In the weeks following the suspension of in-person classes due to the COVID-19 pandemic, religious gatherings and services at the University have transitioned to online platforms, impacting the way Wesleyan students and chaplains engage in spiritual practice. Rather than attending regular weekly religious services or events, students can now participate in Zoom calls with their chaplains and peers to stay connected to the University’s religious life. Currently, there are four University chaplains: Protestant Chaplain Rev. Tracy Mehr-Muska, Roman Catholic Chaplain Father Bill Wallace, Muslim Chaplain Omar Bayramoglu, and Jewish Chaplain and Director of the Office of Religious and Spiritual Life (ORSL) Rabbi David Leipziger Teva
“Zoom meetings will never really replace the personal aspect of meeting with other students, whether to talk about academia or even about spirituality,” ORSL intern Melisa Olgun ’20 said. “And so this is definitely going to be a transition period.”
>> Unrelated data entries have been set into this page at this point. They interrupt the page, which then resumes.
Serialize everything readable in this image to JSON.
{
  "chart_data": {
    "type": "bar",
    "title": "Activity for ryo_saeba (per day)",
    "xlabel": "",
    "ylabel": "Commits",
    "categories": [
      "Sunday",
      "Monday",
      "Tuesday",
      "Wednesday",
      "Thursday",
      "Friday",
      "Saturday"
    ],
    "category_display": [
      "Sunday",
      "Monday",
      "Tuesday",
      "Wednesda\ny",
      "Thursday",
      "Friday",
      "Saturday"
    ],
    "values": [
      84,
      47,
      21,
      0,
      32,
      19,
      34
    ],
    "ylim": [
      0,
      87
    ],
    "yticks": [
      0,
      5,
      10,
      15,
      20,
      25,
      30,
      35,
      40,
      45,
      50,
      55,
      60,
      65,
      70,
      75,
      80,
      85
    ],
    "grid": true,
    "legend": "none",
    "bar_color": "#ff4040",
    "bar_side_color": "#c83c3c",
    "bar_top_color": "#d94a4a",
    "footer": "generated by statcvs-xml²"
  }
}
The transition to remote learning and religious practice has presented many challenges for students. Nonetheless, religious life at the University continues to function. Currently, there are a number of religious events and programs scheduled for the remainder of the spring semester. Whether it be through live stream or on-demand, chaplains have been virtually reaching out to students to support them during this time through services such as Shabbat or mass, mental health and well-being programs, or support groups such as biweekly meditation circles. Each meeting, service, and session is designed to connect students with each other and their chaplains regardless of their location or time zone.
Particularly during this time of the year, with holidays like Easter, Passover, and Ramadan taking place, students can use chaplains as a resource to connect with their faiths. For the Muslim community, there are weekly sermons every Friday at 12:30 p.m. Eastern Time and the reading of specific excerpts for the duration of Ramadan.
Chaplains have seen the toll that COVID-19 has taken on the University community at large, but also their individual places of worship as well.
“A lot of other universities, churches, synagogues and mosques have been unable to gather as communities of faith and to actually practice with one another,” Wallace said. “In terms of practicing their faith, most Catholic parishes have provided some kind of live-stream celebration of the mass. I know a lot of my Protestant and Jewish and Muslim chaplain colleagues are doing the same thing.”
The change to online services both inside and outside of the Wesleyan community has been met with mixed reactions from its students. On one hand, some believe that the transition to Zoom meetings can allow more people to get their voice heard.
“So [Zoom] was kind of effective in a way as everyone was able to practice, to be in, and say something,” Lauren Greenberg ’22, a member of the Catholic Student Organization, said. “Whereas if you were in a big gathering of some kind of holiday party, you might talk to some people but not others because there are too many people to get to. So I think there are some advantages to it.”
While these online events are important in allowing students and chaplains to communicate, some students find fault with how they bring a lack of connectivity within religious spaces.
“I can’t speak too specifically about other religions, but from my experience, religion is a completely communal thing, and it becomes very hard to practice and observe traditions when you’re disconnected from the community,” Wesleyan Jewish Community leader Sivan Piatigorsky-Roth ’20 said. “So I think that’s a loss that people everywhere are feeling.”
Teva explained that chaplains will continue to offer support to all students despite their religious affiliations or preferences.
“All of the chaplains at ORSL offer pastoral counseling for students who would like to connect with a confidential, nonjudgmental, listening presence,” Leipziger Teva wrote in an email to The Argus. “We have been trained to work with students of any, all, or no faith backgrounds. Students do not have to have a specific reason to seek us out and we welcome the opportunity to engage with whatever students want to talk about and process. This could be financial, emotional, physical, existential or spiritual challenges that students are facing during this pandemic.”
Despite the losses that many students face during this time, chaplains agree that it is crucial to maintain hope.
“In this scary and unprecedented time, I hope students know that they are not alone in their grief related to the many missed expectations, the disappointments, and the physical isolation,” Mehr-Muska said. “They are seen and heard and are supported by a vast net of people who are standing by to help and who care deeply about them and their physical, emotional, spiritual, and financial well being.”
Teva encouraged students to view this period as a time to promote self-growth.
“Some people describe this period as ‘lost time’ or time ‘stolen from them’” Teva wrote. “I disagree. From a spiritual point of view, this is a poignant and fecund moment for each of us to grow and evolve.”